"The direction, dialogue, performances and story are fierce."
Y'know how you felt all dirty walking out of Schlindler's List? How it was a great movie, but it didn't make you feel good at all?
Hi, let me introduce you to Nil By Mouth.This is hardcore. Gary Oldman's screenwriting/directing debut about a working class family in modern day Britain pulls no punches, literally.
It is not a feel-good movie. It's anything but.
The performances are fantastic, though the notoriously incapable-of-understanding-accents American audience may have trouble keeping up with the play early on.
The direction, dialogue, performances and story are fierce.
Oldman did the right thing in keeping his own face out of this tale and using actors that are largely unknown outside their home country, which allows us to get fully sunk into the documentary style of this film.
The characters come across as real people, not Hollywood cardboard cutouts, and their problems (drugs, drink, violence, crime, unemployment and family) are closer to reality than you want your family to be.
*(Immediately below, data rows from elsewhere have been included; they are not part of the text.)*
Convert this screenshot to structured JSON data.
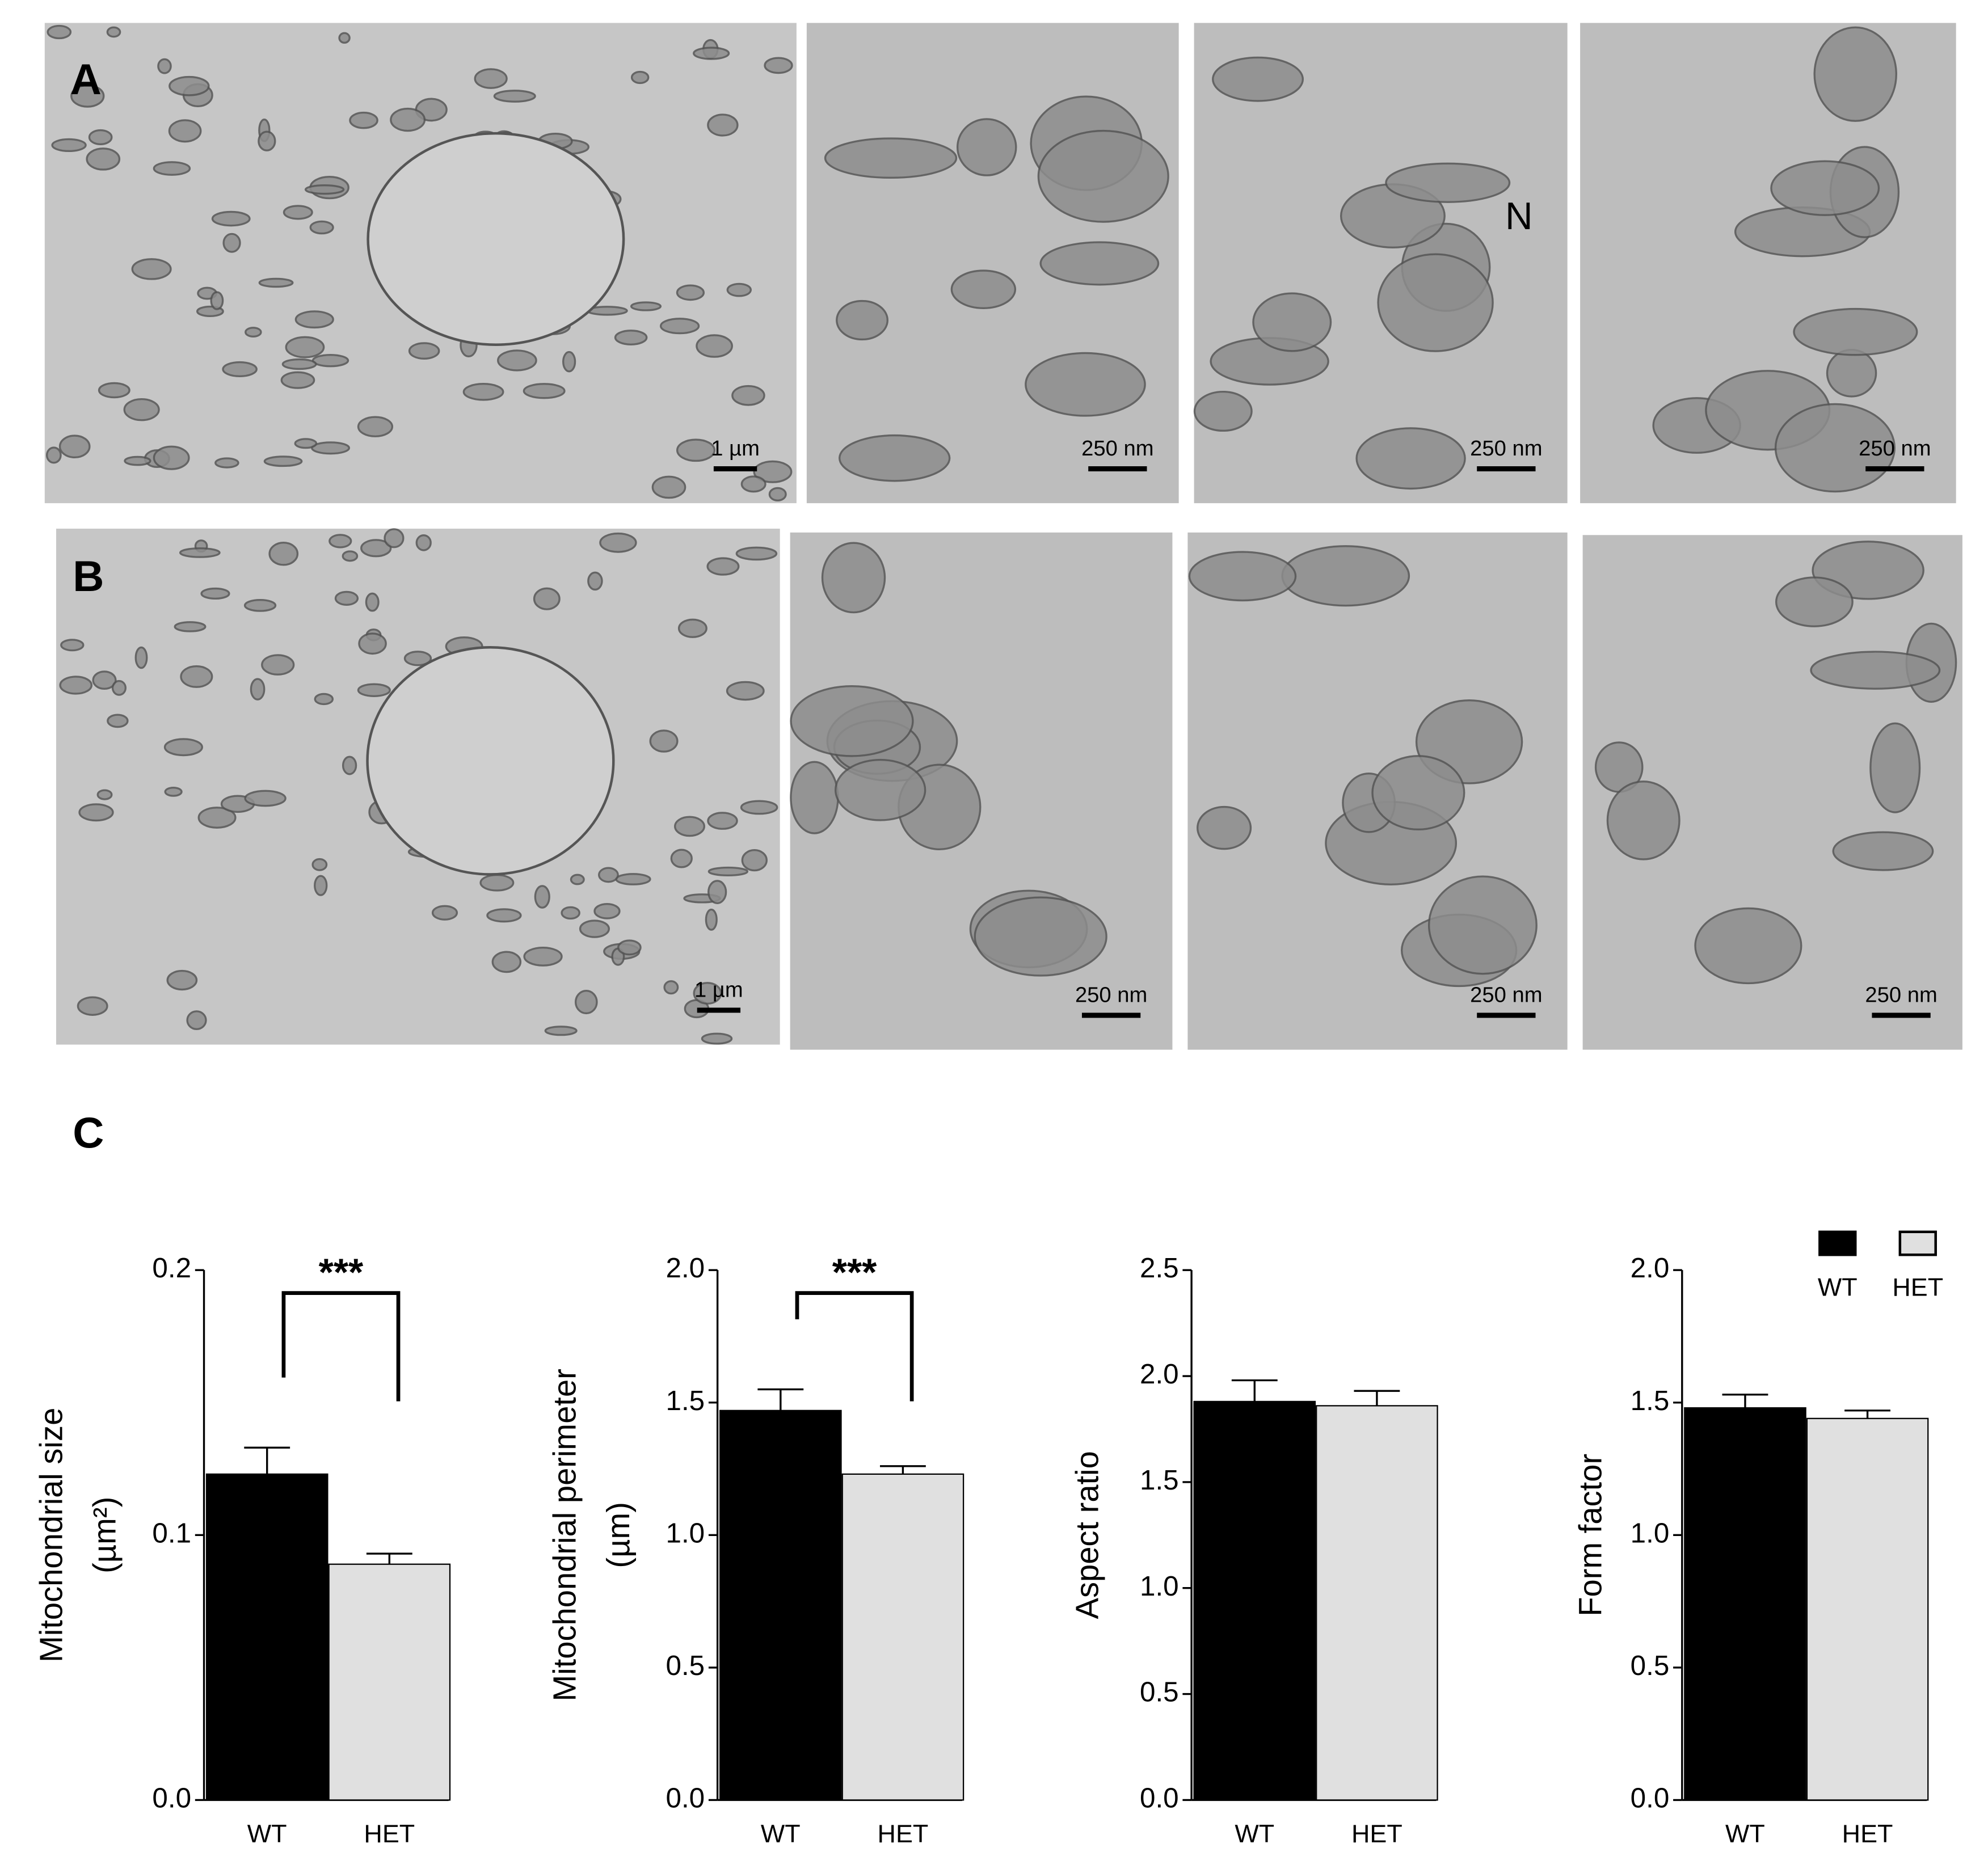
{
  "figure": {
    "panel_a": {
      "label": "A",
      "scale_bars": [
        "1 µm",
        "250 nm",
        "250 nm",
        "250 nm"
      ],
      "nucleus_label": "N"
    },
    "panel_b": {
      "label": "B",
      "scale_bars": [
        "1 µm",
        "250 nm",
        "250 nm",
        "250 nm"
      ]
    },
    "panel_c": {
      "label": "C"
    }
  },
  "chart_data": [
    {
      "type": "bar",
      "ylabel": [
        "Mitochondrial size",
        "(µm²)"
      ],
      "categories": [
        "WT",
        "HET"
      ],
      "values": [
        0.123,
        0.089
      ],
      "errors": [
        0.01,
        0.004
      ],
      "colors": [
        "#000000",
        "#e0e0e0"
      ],
      "ylim": [
        0,
        0.2
      ],
      "yticks": [
        {
          "value": 0,
          "label": "0.0"
        },
        0.1,
        0.2
      ],
      "significance": "***"
    },
    {
      "type": "bar",
      "ylabel": [
        "Mitochondrial perimeter",
        "(µm)"
      ],
      "categories": [
        "WT",
        "HET"
      ],
      "values": [
        1.47,
        1.23
      ],
      "errors": [
        0.08,
        0.03
      ],
      "colors": [
        "#000000",
        "#e0e0e0"
      ],
      "ylim": [
        0,
        2
      ],
      "yticks": [
        {
          "value": 0,
          "label": "0.0"
        },
        0.5,
        {
          "value": 1,
          "label": "1.0"
        },
        1.5,
        {
          "value": 2,
          "label": "2.0"
        }
      ],
      "significance": "***"
    },
    {
      "type": "bar",
      "ylabel": [
        "Aspect ratio"
      ],
      "categories": [
        "WT",
        "HET"
      ],
      "values": [
        1.88,
        1.86
      ],
      "errors": [
        0.1,
        0.07
      ],
      "colors": [
        "#000000",
        "#e0e0e0"
      ],
      "ylim": [
        0,
        2.5
      ],
      "yticks": [
        {
          "value": 0,
          "label": "0.0"
        },
        0.5,
        {
          "value": 1,
          "label": "1.0"
        },
        1.5,
        {
          "value": 2,
          "label": "2.0"
        },
        2.5
      ]
    },
    {
      "type": "bar",
      "ylabel": [
        "Form factor"
      ],
      "categories": [
        "WT",
        "HET"
      ],
      "values": [
        1.48,
        1.44
      ],
      "errors": [
        0.05,
        0.03
      ],
      "colors": [
        "#000000",
        "#e0e0e0"
      ],
      "ylim": [
        0,
        2
      ],
      "yticks": [
        {
          "value": 0,
          "label": "0.0"
        },
        0.5,
        {
          "value": 1,
          "label": "1.0"
        },
        1.5,
        {
          "value": 2,
          "label": "2.0"
        }
      ],
      "legend": [
        "WT",
        "HET"
      ]
    }
  ]
}
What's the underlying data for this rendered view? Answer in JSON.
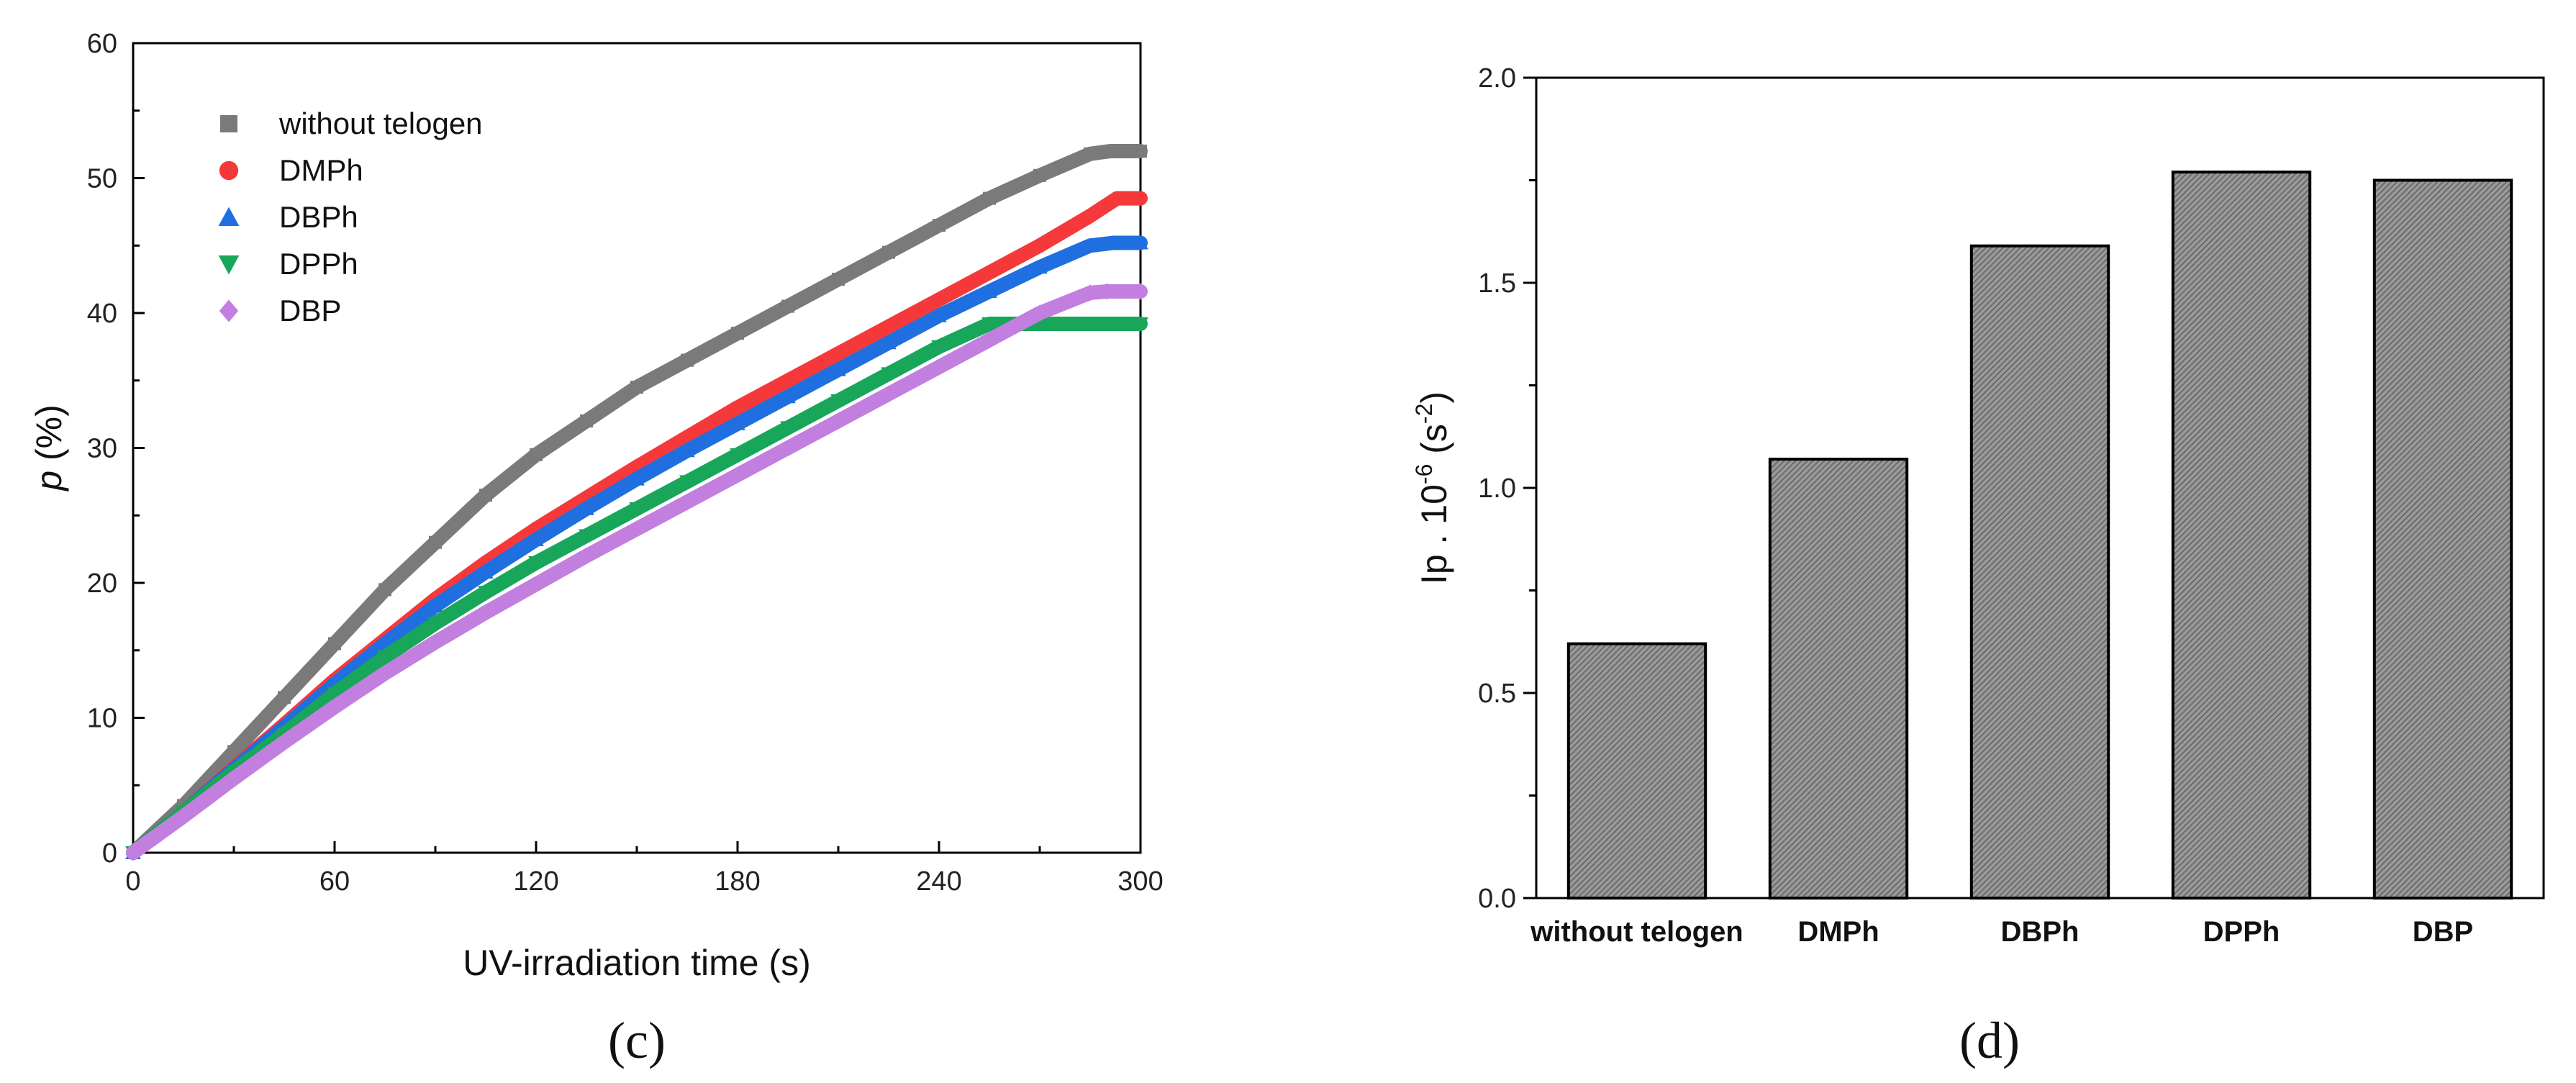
{
  "chart_data": [
    {
      "type": "line",
      "panel_label": "(c)",
      "xlabel": "UV-irradiation time (s)",
      "ylabel_italic": "p",
      "ylabel_rest": " (%)",
      "xlim": [
        0,
        300
      ],
      "ylim": [
        0,
        60
      ],
      "x_ticks": [
        0,
        60,
        120,
        180,
        240,
        300
      ],
      "y_ticks": [
        0,
        10,
        20,
        30,
        40,
        50,
        60
      ],
      "legend_position": "top-left",
      "series": [
        {
          "name": "without telogen",
          "color": "#7a7a7a",
          "marker": "square",
          "x": [
            0,
            15,
            30,
            45,
            60,
            75,
            90,
            105,
            120,
            135,
            150,
            165,
            180,
            195,
            210,
            225,
            240,
            255,
            270,
            285,
            291,
            300
          ],
          "y": [
            0,
            3.5,
            7.5,
            11.5,
            15.5,
            19.5,
            23,
            26.5,
            29.5,
            32,
            34.5,
            36.5,
            38.5,
            40.5,
            42.5,
            44.5,
            46.5,
            48.5,
            50.2,
            51.8,
            52,
            52
          ]
        },
        {
          "name": "DMPh",
          "color": "#f5393b",
          "marker": "circle",
          "x": [
            0,
            15,
            30,
            45,
            60,
            75,
            90,
            105,
            120,
            135,
            150,
            165,
            180,
            195,
            210,
            225,
            240,
            255,
            270,
            285,
            293,
            300
          ],
          "y": [
            0,
            3,
            6.3,
            9.5,
            12.8,
            15.8,
            18.8,
            21.5,
            24,
            26.3,
            28.6,
            30.8,
            33,
            35,
            37,
            39,
            41,
            43,
            45,
            47.2,
            48.5,
            48.5
          ]
        },
        {
          "name": "DBPh",
          "color": "#1f6fe0",
          "marker": "triangle-up",
          "x": [
            0,
            15,
            30,
            45,
            60,
            75,
            90,
            105,
            120,
            135,
            150,
            165,
            180,
            195,
            210,
            225,
            240,
            255,
            270,
            285,
            292,
            300
          ],
          "y": [
            0,
            3,
            6.2,
            9.3,
            12.5,
            15.5,
            18.3,
            20.8,
            23.2,
            25.5,
            27.7,
            29.8,
            31.8,
            33.8,
            35.8,
            37.8,
            39.8,
            41.6,
            43.4,
            45,
            45.2,
            45.2
          ]
        },
        {
          "name": "DPPh",
          "color": "#17a65a",
          "marker": "triangle-down",
          "x": [
            0,
            15,
            30,
            45,
            60,
            75,
            90,
            105,
            120,
            135,
            150,
            165,
            180,
            195,
            210,
            225,
            240,
            255,
            270,
            285,
            300
          ],
          "y": [
            0,
            3,
            6,
            8.8,
            11.8,
            14.5,
            17,
            19.3,
            21.5,
            23.5,
            25.5,
            27.5,
            29.5,
            31.5,
            33.5,
            35.5,
            37.5,
            39.2,
            39.2,
            39.2,
            39.2
          ]
        },
        {
          "name": "DBP",
          "color": "#c27fe0",
          "marker": "diamond",
          "x": [
            0,
            15,
            30,
            45,
            60,
            75,
            90,
            105,
            120,
            135,
            150,
            165,
            180,
            195,
            210,
            225,
            240,
            255,
            270,
            285,
            290,
            300
          ],
          "y": [
            0,
            2.7,
            5.5,
            8.2,
            10.8,
            13.3,
            15.6,
            17.8,
            19.9,
            22,
            24,
            26,
            28,
            30,
            32,
            34,
            36,
            38,
            40,
            41.5,
            41.6,
            41.6
          ]
        }
      ]
    },
    {
      "type": "bar",
      "panel_label": "(d)",
      "ylabel_main": "Ip . 10",
      "ylabel_exp": "-6",
      "ylabel_unit_open": " (s",
      "ylabel_unit_exp": "-2",
      "ylabel_unit_close": ")",
      "ylim": [
        0.0,
        2.0
      ],
      "y_ticks": [
        "0.0",
        "0.5",
        "1.0",
        "1.5",
        "2.0"
      ],
      "categories": [
        "without telogen",
        "DMPh",
        "DBPh",
        "DPPh",
        "DBP"
      ],
      "values": [
        0.62,
        1.07,
        1.59,
        1.77,
        1.75
      ],
      "bar_color": "#8f8f8f"
    }
  ]
}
Ultimately, it's a violent film, though hardly any of the violence is actually brought to the sceen. You know it's there, but it's not shoved down your throat. This helps the film shock, but doesn't make it cross the line into gratuity.
Like Schindler's List and Saving Private Ryan (though on a less historically important scale), Nil By Mouth is a movie you have to see, not to take anything home from it, but to show you just how good your home is.If this is Oldman's opening salvo in the writing/directing gig, look out for his next effort. It could well be historic.